No more APK ADD

Who doesn’t know something like this:

FROM alpine:latest

RUN apk add make

Just to then be able to specify somewhere in your CI

make

make is just an example, but I often see containers with only one or two packages added.

These kinds of containers are usually used for a simple build step.
There are 2 typical approaches which both have their downside:

  • I use a Containerfile as above to generate an image
    This means I need to build a container & upload it to a registry first.
    Building docker images in a CI is not always trivial (though it’s gotten better) and requires a bit of extra effort like an extra build/upload step in the CI, a registry I can upload it to, secrets to authenticate against the registry...
  • I run the command directly in the CI.
    It has to run every time the CI runs - which means a lot of unnecessary compute & wait time!
    But given that the previous solution requires a bit of time to set up, this is the “lets’ get it done quickly” approach often taken

Now let me introduce to you another way to solve this small annoyance.

Nixery

Nixery is a “container registry” which can produce a minimal container image with only the packages you need.

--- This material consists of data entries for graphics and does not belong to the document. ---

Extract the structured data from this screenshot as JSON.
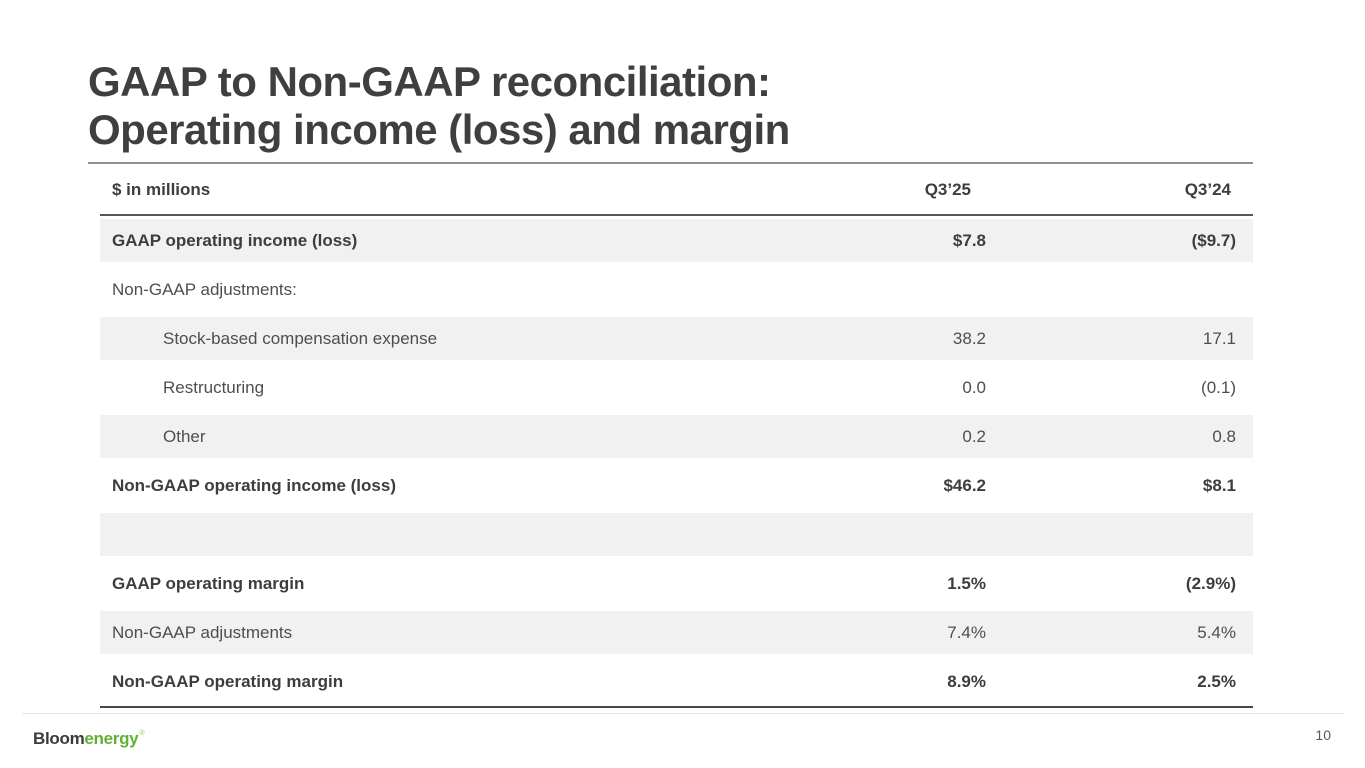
{
  "slide": {
    "title_line1": "GAAP to Non-GAAP reconciliation:",
    "title_line2": "Operating income (loss) and margin",
    "page_number": "10",
    "logo_bloom": "Bloom",
    "logo_energy": "energy",
    "logo_mark": "®"
  },
  "table": {
    "unit_label": "$ in millions",
    "columns": [
      "Q3’25",
      "Q3’24"
    ],
    "rows": [
      {
        "label": "GAAP operating income (loss)",
        "q325": "$7.8",
        "q324": "($9.7)",
        "bold": true,
        "shaded": true,
        "indent": false
      },
      {
        "label": "Non-GAAP adjustments:",
        "q325": "",
        "q324": "",
        "bold": false,
        "shaded": false,
        "indent": false
      },
      {
        "label": "Stock-based compensation expense",
        "q325": "38.2",
        "q324": "17.1",
        "bold": false,
        "shaded": true,
        "indent": true
      },
      {
        "label": "Restructuring",
        "q325": "0.0",
        "q324": "(0.1)",
        "bold": false,
        "shaded": false,
        "indent": true
      },
      {
        "label": "Other",
        "q325": "0.2",
        "q324": "0.8",
        "bold": false,
        "shaded": true,
        "indent": true
      },
      {
        "label": "Non-GAAP operating income (loss)",
        "q325": "$46.2",
        "q324": "$8.1",
        "bold": true,
        "shaded": false,
        "indent": false
      },
      {
        "label": "",
        "q325": "",
        "q324": "",
        "bold": false,
        "shaded": true,
        "indent": false
      },
      {
        "label": "GAAP operating margin",
        "q325": "1.5%",
        "q324": "(2.9%)",
        "bold": true,
        "shaded": false,
        "indent": false
      },
      {
        "label": "Non-GAAP adjustments",
        "q325": "7.4%",
        "q324": "5.4%",
        "bold": false,
        "shaded": true,
        "indent": false
      },
      {
        "label": "Non-GAAP operating margin",
        "q325": "8.9%",
        "q324": "2.5%",
        "bold": true,
        "shaded": false,
        "indent": false
      }
    ]
  },
  "chart_data": {
    "type": "table",
    "title": "GAAP to Non-GAAP reconciliation: Operating income (loss) and margin",
    "unit": "$ in millions",
    "columns": [
      "Q3’25",
      "Q3’24"
    ],
    "rows": [
      [
        "GAAP operating income (loss)",
        "$7.8",
        "($9.7)"
      ],
      [
        "Non-GAAP adjustments:",
        "",
        ""
      ],
      [
        "Stock-based compensation expense",
        "38.2",
        "17.1"
      ],
      [
        "Restructuring",
        "0.0",
        "(0.1)"
      ],
      [
        "Other",
        "0.2",
        "0.8"
      ],
      [
        "Non-GAAP operating income (loss)",
        "$46.2",
        "$8.1"
      ],
      [
        "GAAP operating margin",
        "1.5%",
        "(2.9%)"
      ],
      [
        "Non-GAAP adjustments",
        "7.4%",
        "5.4%"
      ],
      [
        "Non-GAAP operating margin",
        "8.9%",
        "2.5%"
      ]
    ]
  },
  "colors": {
    "title_text": "#3f3f3f",
    "body_text": "#4e4e4e",
    "row_shading": "#f1f1f2",
    "rule_dark": "#565656",
    "rule_light": "#e4e4e4",
    "logo_green": "#61b233"
  }
}
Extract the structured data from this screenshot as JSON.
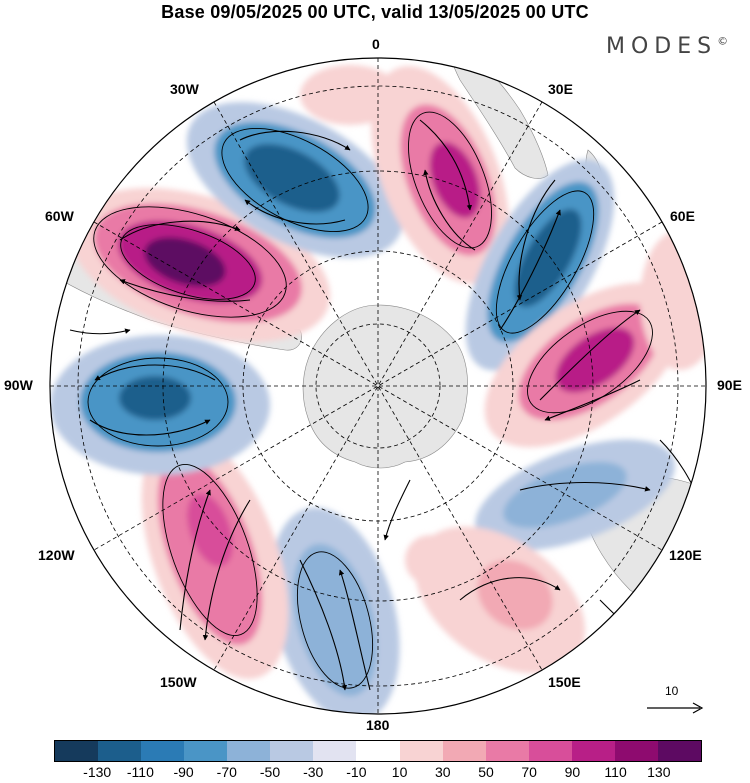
{
  "title": "Base 09/05/2025 00 UTC, valid 13/05/2025 00 UTC",
  "brand": "MODES",
  "brand_mark": "©",
  "longitude_labels": {
    "lon_0": "0",
    "lon_30e": "30E",
    "lon_60e": "60E",
    "lon_90e": "90E",
    "lon_120e": "120E",
    "lon_150e": "150E",
    "lon_180": "180",
    "lon_150w": "150W",
    "lon_120w": "120W",
    "lon_90w": "90W",
    "lon_60w": "60W",
    "lon_30w": "30W"
  },
  "projection": "south polar stereographic",
  "reference_vector": {
    "label": "10"
  },
  "colorbar": {
    "labels": [
      "-130",
      "-110",
      "-90",
      "-70",
      "-50",
      "-30",
      "-10",
      "10",
      "30",
      "50",
      "70",
      "90",
      "110",
      "130"
    ],
    "colors": [
      "#153a5c",
      "#1c5e8c",
      "#2b7bb5",
      "#4a95c6",
      "#8db2d8",
      "#b9c9e3",
      "#e2e3f1",
      "#ffffff",
      "#f8d3d3",
      "#f2a9b4",
      "#e97aa6",
      "#d84e9a",
      "#b81f87",
      "#8e0b6f",
      "#5d0a62"
    ]
  },
  "anomaly_centers": [
    {
      "name": "trough-south-atlantic",
      "sign": "negative",
      "level": -90
    },
    {
      "name": "ridge-south-america",
      "sign": "positive",
      "level": 130
    },
    {
      "name": "trough-southeast-pacific",
      "sign": "negative",
      "level": -110
    },
    {
      "name": "ridge-east-pacific",
      "sign": "positive",
      "level": 70
    },
    {
      "name": "trough-central-pacific",
      "sign": "negative",
      "level": -50
    },
    {
      "name": "ridge-southwest-pacific",
      "sign": "positive",
      "level": 50
    },
    {
      "name": "trough-south-australia",
      "sign": "negative",
      "level": -30
    },
    {
      "name": "ridge-south-indian-ocean",
      "sign": "positive",
      "level": 110
    },
    {
      "name": "trough-west-indian-ocean",
      "sign": "negative",
      "level": -110
    },
    {
      "name": "ridge-south-africa",
      "sign": "positive",
      "level": 110
    }
  ]
}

For example when I pull the image nixery.dev/bash/gnumake/musl it will generate an image with the 3 specified packages bash, gnumake and musl ad-hoc. The packages are built from Nixpkgs and copied into the container including their own dependencies. This is done on the server at “pulltime”. That means all I do is specify the above container to pull and I don’t need any extra step.

So an example gitlab-ci task which I actually used to run an install step which just copies files into the install directory to be packaged in a later phase:

build:
  stage: install
  image: nixery.dev/bash/gnumake/musl
  script:
    - make install
  artifacts:
    untracked: false
    paths:
      - install

...

stages:
  - install
  - package

What packages can I use that way? MANY! According to repology it’s the repository with by far the most packages. There’s also a search where you can check if a package you require in your container is available (and how it’s called).
And if you’re a bit of a nerd; it’s not even that hard to add a new package to the nixpkgs repository. At least much easier than getting a package into any of the major distributions.